Saturday, June 10, 2017

Captain Mike Hogg of Company D

         On June 9 Mike wrote to Ima that “About two-thirds of those that came over at first will be sent home in the next week. I hope I have made good and won’t be in the bunch. I think I have.” He already knew how to shoot, from a boyhood of hunting with his father and his two brothers. Now he was aiming to hunt a different kind of game. On May 8, 1917, 3,000 men had begun 3 months of intensive training at Camp Funston; on August 15, 1,846 of them had graduated as second lieutenants. One was Lieutenant Mike Hogg. His older brother, Will, once described him as “not particularly studious,” but “fairly aggressive and industrious.”
         After a two-week leave in Houston, Mike Hogg moved on to Camp Travis, near San Antonio.

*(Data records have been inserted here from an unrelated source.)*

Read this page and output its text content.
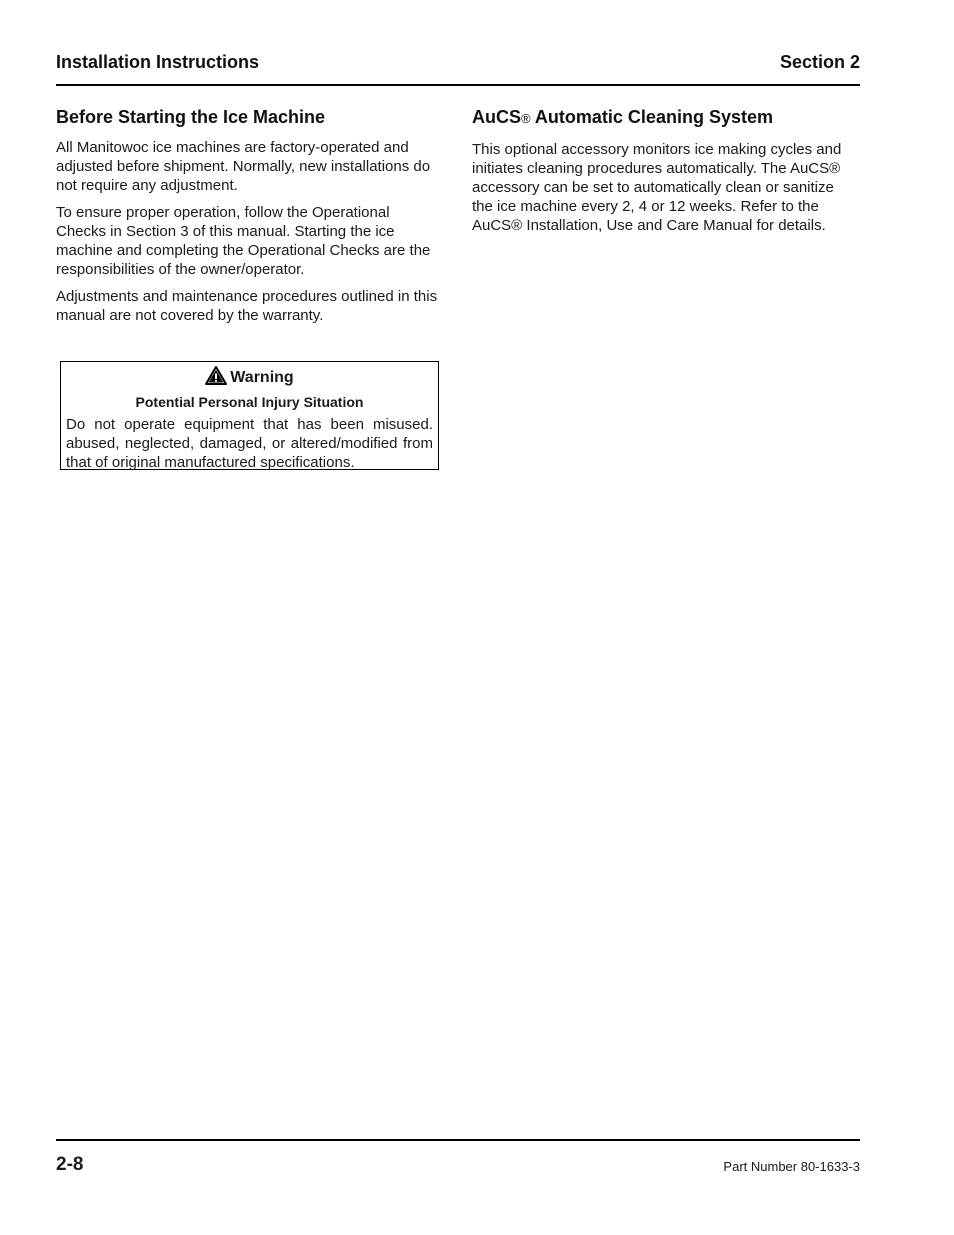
Installation Instructions	Section 2
Before Starting the Ice Machine

All Manitowoc ice machines are factory-operated and adjusted before shipment. Normally, new installations do not require any adjustment.

To ensure proper operation, follow the Operational Checks in Section 3 of this manual. Starting the ice machine and completing the Operational Checks are the responsibilities of the owner/operator.

Adjustments and maintenance procedures outlined in this manual are not covered by the warranty.

Warning
Potential Personal Injury Situation

Do not operate equipment that has been misused. abused, neglected, damaged, or altered/modified from that of original manufactured specifications.

AuCS® Automatic Cleaning System

This optional accessory monitors ice making cycles and initiates cleaning procedures automatically. The AuCS® accessory can be set to automatically clean or sanitize the ice machine every 2, 4 or 12 weeks. Refer to the AuCS® Installation, Use and Care Manual for details.

2-8	Part Number 80-1633-3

There he was soon promoted: He was then Captain Mike Hogg, Company D, lst Battalion, 360th Infantry Regiment, 180th Brigade, 90th Division.
         He had four or five lieutenants under his command, and his total company ranged from about 200 to 250.
         In the trenches at the Western Front, they would be reduced to 115.

Saturday, June 3, 2017

Remembering Memorial Park

I sent this letter to the Houston Chronicle on May 29, and it ran in “Letters” on June 2.
Just in case you missed it.

Regarding Allyn West’s “Master plan aims to bring the memorial back to Memorial Park” (Page A3, May 29), it would be well to remember that the site of Camp Logan, the World War I military training camp, along with additional acreage, was bought in 1923 and 1924 by Houston’s Hogg family to preserve as a park. In an arrangement with the city of Houston, and with a donation of $50,000 by Will, Mike, and Ima Hogg, Memorial Park, named to honor the soldiers who fought in World War I, opened as a public park in 1925.  At 1,500 acres it is one of the largest urban parks in the nation. As we remember the Great War of a hundred years ago, Houstonians can thank the Hoggs for Memorial Park.